While often wonky turf, systems analysis is easy to understand in principle: it is a type of problem solving that analyzes the component pieces and procedures in a system for optimal performance. That promise of optimal system design, Rindzevičiūtė demonstrates, powers a lion's share of the technocratic dreams and ideals of Cold War governance, whether the technocrat Robert McNamara, the IIASA director and Harvard business professor Roger Levien, or Premier Aleksei Kosygin, who drove the effort to establish IIASA from the Soviet side. This broader trend in latter-twentieth-century governance Rindzevičiūtė names, somewhat clunkily, “system-cybernetic” (1), although her argument, I think, rises to its best in describing the many contextualized ambiguities that attended Cold War technoscience: it is true that operations research and systems analysis can serve any master, whether liberalizing or authoritarian, although, as she argues, the results of systems analysis cannot be separated from the specific process, time, and place with which such a master—or in this case, many masters—do systems analysis.
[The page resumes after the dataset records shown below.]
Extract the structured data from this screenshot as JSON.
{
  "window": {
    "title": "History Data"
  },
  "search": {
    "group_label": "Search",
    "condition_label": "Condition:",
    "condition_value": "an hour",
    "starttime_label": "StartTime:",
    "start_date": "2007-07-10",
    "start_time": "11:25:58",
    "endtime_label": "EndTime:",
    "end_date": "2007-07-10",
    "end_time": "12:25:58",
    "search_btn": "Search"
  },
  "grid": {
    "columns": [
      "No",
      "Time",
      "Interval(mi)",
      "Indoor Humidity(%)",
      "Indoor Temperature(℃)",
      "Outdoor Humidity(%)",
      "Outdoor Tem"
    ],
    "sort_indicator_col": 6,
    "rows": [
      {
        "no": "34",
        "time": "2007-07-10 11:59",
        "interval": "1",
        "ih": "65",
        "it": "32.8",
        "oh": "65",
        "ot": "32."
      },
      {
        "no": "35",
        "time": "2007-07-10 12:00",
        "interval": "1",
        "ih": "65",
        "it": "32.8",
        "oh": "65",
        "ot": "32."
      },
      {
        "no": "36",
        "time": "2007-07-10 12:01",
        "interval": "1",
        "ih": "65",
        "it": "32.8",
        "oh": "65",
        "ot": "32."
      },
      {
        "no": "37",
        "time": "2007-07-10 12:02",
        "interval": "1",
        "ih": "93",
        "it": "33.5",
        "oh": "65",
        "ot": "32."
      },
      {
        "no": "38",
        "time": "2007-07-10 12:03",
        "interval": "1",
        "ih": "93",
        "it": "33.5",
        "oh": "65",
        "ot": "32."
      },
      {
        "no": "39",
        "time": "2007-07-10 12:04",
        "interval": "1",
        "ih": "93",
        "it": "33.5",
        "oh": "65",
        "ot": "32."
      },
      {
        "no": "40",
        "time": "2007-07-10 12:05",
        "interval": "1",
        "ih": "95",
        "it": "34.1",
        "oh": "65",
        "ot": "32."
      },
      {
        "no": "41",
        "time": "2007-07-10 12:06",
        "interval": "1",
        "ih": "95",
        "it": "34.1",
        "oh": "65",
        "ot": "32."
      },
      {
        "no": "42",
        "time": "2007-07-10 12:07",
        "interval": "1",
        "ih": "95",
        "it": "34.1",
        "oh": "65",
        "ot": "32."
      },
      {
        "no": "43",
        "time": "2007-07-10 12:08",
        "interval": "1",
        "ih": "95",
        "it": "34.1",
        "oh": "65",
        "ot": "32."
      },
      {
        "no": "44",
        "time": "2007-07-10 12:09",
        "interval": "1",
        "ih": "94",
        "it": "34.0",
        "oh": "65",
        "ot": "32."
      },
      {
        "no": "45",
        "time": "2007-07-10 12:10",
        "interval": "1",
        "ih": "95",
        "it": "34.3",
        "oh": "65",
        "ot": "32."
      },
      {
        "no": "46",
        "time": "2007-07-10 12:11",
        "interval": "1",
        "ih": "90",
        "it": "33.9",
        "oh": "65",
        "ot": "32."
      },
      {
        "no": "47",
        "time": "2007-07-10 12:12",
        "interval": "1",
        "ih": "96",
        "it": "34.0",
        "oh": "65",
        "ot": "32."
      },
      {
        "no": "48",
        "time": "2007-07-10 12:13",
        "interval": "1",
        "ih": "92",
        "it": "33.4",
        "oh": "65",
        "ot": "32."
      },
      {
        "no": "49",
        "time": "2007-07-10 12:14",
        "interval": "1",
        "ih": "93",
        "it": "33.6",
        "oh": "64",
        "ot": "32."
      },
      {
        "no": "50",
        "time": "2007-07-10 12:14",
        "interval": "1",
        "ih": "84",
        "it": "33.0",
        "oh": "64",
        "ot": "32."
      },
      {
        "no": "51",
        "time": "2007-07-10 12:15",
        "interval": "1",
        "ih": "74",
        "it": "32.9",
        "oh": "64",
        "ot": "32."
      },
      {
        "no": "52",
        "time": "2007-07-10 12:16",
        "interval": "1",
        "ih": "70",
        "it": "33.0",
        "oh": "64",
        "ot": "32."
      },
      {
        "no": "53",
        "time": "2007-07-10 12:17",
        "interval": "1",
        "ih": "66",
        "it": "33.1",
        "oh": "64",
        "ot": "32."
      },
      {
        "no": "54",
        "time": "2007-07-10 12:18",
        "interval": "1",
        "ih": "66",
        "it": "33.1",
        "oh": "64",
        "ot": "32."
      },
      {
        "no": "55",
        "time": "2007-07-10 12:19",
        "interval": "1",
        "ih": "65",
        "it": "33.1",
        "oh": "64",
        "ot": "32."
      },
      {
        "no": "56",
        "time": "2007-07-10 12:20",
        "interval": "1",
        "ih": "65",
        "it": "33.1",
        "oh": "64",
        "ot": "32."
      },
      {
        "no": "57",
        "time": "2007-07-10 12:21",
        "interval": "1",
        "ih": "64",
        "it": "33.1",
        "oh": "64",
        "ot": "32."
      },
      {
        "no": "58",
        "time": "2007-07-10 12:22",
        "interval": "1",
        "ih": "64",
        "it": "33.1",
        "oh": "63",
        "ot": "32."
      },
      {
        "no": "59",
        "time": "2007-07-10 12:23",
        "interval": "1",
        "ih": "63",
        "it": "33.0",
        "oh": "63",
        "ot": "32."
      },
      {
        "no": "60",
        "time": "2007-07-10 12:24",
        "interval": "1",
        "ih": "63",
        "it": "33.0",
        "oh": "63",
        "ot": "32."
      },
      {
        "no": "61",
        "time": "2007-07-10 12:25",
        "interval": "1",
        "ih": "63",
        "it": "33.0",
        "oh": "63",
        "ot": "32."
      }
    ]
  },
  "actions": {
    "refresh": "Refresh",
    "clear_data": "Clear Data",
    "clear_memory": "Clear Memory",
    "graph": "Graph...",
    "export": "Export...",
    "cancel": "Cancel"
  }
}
In her analysis we hear a timely reminder that there is perhaps nothing as subversively political as the technocrat's claim that his—and, here, it is almost always a his—preferred approach to power is neutral.

Overall, in seven chapters and an epilogue, The Power of Systems adds a granular transnational history to the recent literature on twentieth-century global systems thought, whose leading lights might include Hunter Heyck's intellectual history Age of System (2015) and Paul Edwards’ history of climate change science, A Vast Machine (2010), whose well-known first book, The Closed World, this book's subtitle responds to. Nonclassified world problems occupied the efforts of IIASA scientists: food, water, energy, agriculture, and especially the environment—and the concluding chapters on the computer modeling of nuclear winter and acid rain stands out for their readable storytelling and dramatic action. In all, Rindzevičiūtė has provided a rare glimpse through the lens of a boutique institutional history of a time and place—in a refurbished mansion outside of Vienna—where east and west fashioned in person an analytic view so global it eventually overshadowed, at least on occasion, their own distinct worldviews. In this hopeful glimpse of the past, the book's limitations are more than matched by its multilingual strengths.